The whole metropolitan area was just large enough to fill the floor of an average-sized room aboard the Enterprise.
He stepped over the ridge, sat down in the grinding pumice, and stared at the scene from a book of children's stories. The tallest spire of the city came just about up to his waist.
As he sat frozen with fascination, another cycle of tremors shook the ground. He was certain that the delicate towers and bridgeways of the tiny city would be shattered, yet they barely moved. Obviously those spires were built on some kind of flexible foundation, constructed to give with the constant quakes.
But this series of shakes opened a branching canyon near the outskirts of the farthest agricultural section. Kirk could have stepped over the largest crevice in the crack, but it would swallow the biggest building in the city with room to spare. Even as he watched, one arm of the canyon moved like a bolt of brown lightning in slow motion toward the city.
It was easy to conclude that despite its miniscule size, he had come upon an intelligent civilization which possessed enough science to immobilize and threaten the Enterprise. Despite the threat to himself and his crew, he still could experience a sudden fear that he might have crushed some outlying farmhouses on his approach.
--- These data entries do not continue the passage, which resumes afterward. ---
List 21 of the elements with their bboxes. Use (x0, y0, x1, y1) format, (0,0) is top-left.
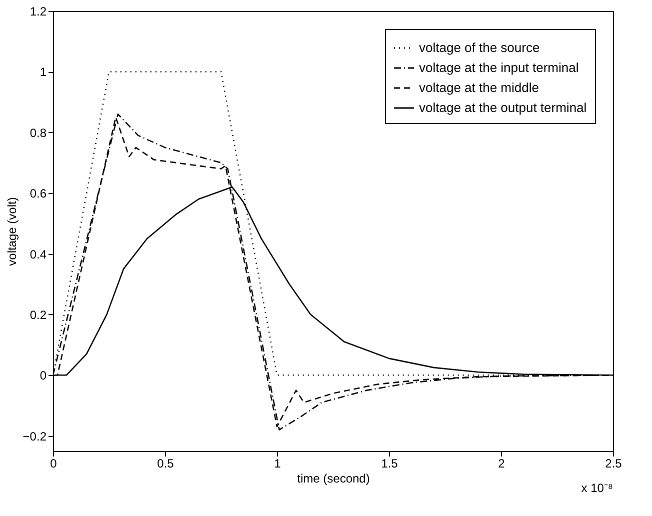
y-axis-title: voltage (volt) (4, 197, 19, 266)
x-tick-label: 1.5 (381, 456, 398, 470)
x-tick-label: 0.5 (157, 456, 174, 470)
legend-label: voltage at the input terminal (419, 60, 579, 75)
y-tick-label: 1.2 (30, 4, 47, 18)
y-tick-label: 1 (40, 65, 47, 80)
legend-label: voltage of the source (419, 40, 540, 55)
x-tick-label: 1 (274, 456, 282, 470)
x-tick-label: 2.5 (605, 456, 622, 470)
x-tick-label: 0 (50, 456, 58, 470)
y-tick-label: 0 (40, 368, 47, 383)
y-tick-label: 0.8 (30, 126, 47, 140)
legend-label: voltage at the output terminal (419, 100, 587, 115)
y-tick-label: 0.6 (30, 186, 47, 201)
text: x 10⁻⁸ (581, 481, 613, 495)
y-tick-label: −0.2 (22, 429, 47, 444)
y-tick-label: 0.2 (30, 308, 47, 322)
x-tick-label: 2 (498, 456, 506, 470)
y-tick-label: 0.4 (30, 247, 47, 262)
x-axis-title: time (second) (297, 472, 370, 486)
legend-label: voltage at the middle (419, 80, 539, 95)
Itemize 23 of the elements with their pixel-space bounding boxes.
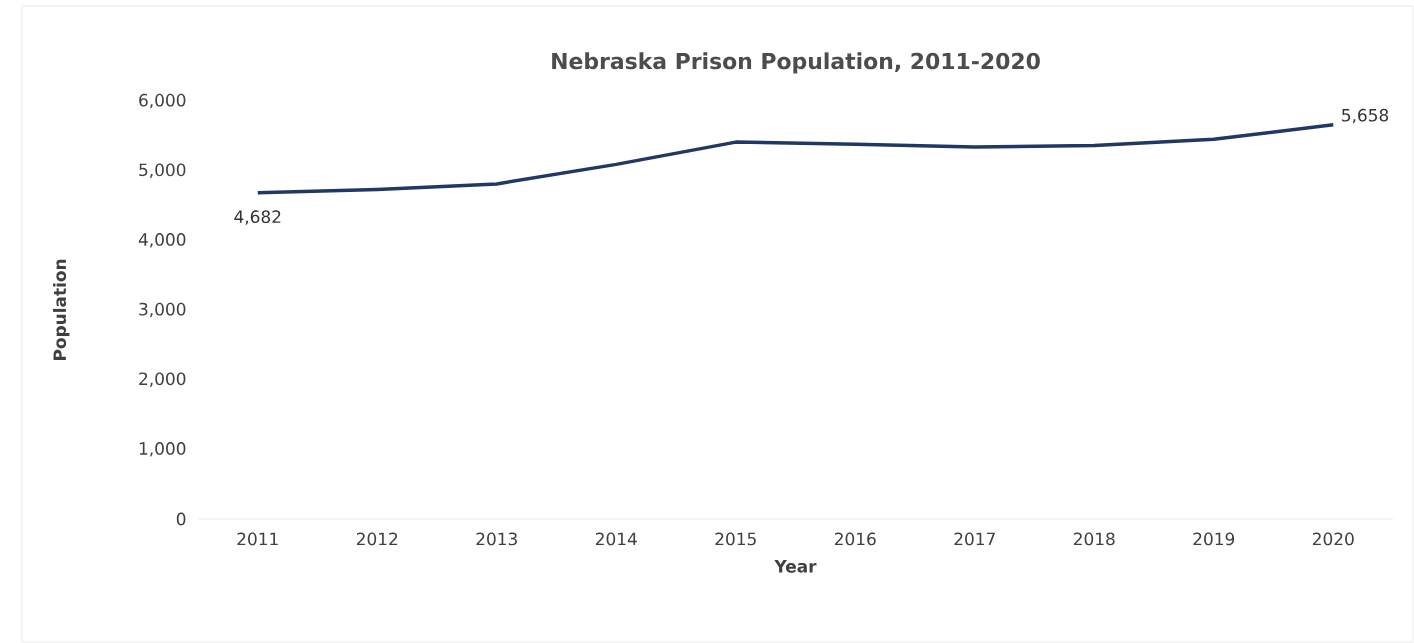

He resisted the urge to retrace his steps.
Right now he had to make contact with the inhabitants of the city. Clearly, their intellect was in no way proportional to their size. He studied the plan of the metropolis, decided the best thing to do was get as close to the city center as possible.
Rising, Kirk started carefully down the slope, edging around toward what appeared to be a section of farmland lying fallow. He could do the least damage by approaching the city center from there.